New Tech: Revisiting copyright...

A couple of interesting articles came across today. One story detailed the requirements for licensing under the Blu-Ray/HD-DVD standard. The other details the evil of this scheme and how it abuses the end user. Basically, these new licensing schemes aim to prevent the free flow of information by making practically everything proprietary. While I am all for business making a buck, it certainly shouldn't be at the expense of the consumer. These kinds of restrictions destroy consumer confidence, and tear apart the fabric which undergirds the era of limited restrictions to information in the internet age. Information is a power, that if wielded effectively, can make more money than it looses. New assaults by the RIAA and the MPAA demonstrate prime examples of how now the industry leaders are abusing the system to take advantage of the little guy. Continuing down this road will disenfranchise the end user, and place so many restrictions on technology that things as we know it will be tied up in profit sharing schemes.

A similar situation is developing with certain forms of web development. This article discusses the patent recently granted to a California company for AJAX, a rich media internet content software bundle. Many web developers utilize AJAX as a platform for creating dynamic websites. Many sites use AJAX, but are now subject to licensing fees. This, along with the developments with HD content demonstrate that the current system governing the interplay of law and technology is broken. The question is determining how to resolve the problems like archaic concepts of intangible property ownership. I don't have the answers, but a more libertarian approach would be my suggestion. If you make money on the initial release of information, like movies, music, or books, then criminalize sharing the information but permit the end user to transpose or convert the information in a manner in which they please. The purveyors of the information could also add a small licensing charge to the sale of applicable technology formats. Adding a surcharge to the sale of mp3 players is one example.

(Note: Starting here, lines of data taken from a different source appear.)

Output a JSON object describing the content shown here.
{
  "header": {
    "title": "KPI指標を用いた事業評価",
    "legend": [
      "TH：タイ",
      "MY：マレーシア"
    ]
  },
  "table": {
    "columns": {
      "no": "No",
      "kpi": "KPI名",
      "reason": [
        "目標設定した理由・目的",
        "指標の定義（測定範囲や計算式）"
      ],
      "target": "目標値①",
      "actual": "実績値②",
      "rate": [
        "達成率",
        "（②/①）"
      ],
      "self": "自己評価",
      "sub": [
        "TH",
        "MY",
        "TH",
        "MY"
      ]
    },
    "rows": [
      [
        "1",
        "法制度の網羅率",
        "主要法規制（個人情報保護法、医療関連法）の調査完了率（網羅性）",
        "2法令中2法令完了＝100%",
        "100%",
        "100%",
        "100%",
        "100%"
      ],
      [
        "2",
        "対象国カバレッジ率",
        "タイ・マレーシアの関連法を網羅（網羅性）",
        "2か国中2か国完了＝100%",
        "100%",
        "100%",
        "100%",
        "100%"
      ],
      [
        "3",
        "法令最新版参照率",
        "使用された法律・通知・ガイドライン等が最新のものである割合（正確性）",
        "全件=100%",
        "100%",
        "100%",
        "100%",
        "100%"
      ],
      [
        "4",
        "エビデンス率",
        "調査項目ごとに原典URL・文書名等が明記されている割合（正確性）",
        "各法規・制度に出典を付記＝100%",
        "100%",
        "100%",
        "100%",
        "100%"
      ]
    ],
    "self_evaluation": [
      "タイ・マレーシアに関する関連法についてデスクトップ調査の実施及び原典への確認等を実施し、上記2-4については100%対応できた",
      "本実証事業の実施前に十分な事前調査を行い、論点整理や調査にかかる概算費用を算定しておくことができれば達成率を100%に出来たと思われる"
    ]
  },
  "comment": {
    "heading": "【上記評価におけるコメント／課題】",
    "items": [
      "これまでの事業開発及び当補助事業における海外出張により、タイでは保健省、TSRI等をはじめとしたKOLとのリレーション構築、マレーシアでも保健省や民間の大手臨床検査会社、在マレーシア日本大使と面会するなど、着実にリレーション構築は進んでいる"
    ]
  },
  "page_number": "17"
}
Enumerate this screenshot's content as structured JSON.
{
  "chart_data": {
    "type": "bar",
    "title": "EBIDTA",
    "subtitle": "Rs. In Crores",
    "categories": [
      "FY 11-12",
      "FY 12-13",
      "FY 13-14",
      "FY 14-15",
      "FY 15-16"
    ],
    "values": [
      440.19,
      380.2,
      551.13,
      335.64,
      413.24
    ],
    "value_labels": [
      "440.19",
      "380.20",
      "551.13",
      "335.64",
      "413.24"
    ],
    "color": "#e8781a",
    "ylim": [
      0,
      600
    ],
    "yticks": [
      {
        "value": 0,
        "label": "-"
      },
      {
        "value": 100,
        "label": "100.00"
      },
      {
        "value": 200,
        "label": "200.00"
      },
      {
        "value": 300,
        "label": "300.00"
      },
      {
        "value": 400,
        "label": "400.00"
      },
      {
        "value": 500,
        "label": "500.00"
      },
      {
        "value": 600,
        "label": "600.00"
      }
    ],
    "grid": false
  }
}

While this does pose more risk, the interest in word of mouth marketing, the ease of availability, and the allure of expansive usability will draw more consumers, and quell the so called "piracy" culture. Much of this culture is driven by the oppressive practices of the major media companies. Alleviating this motivation will stabilize the distribution scheme. I think, to some extent, the open source movement demonstrates the effectiveness of this approach. Just a thought.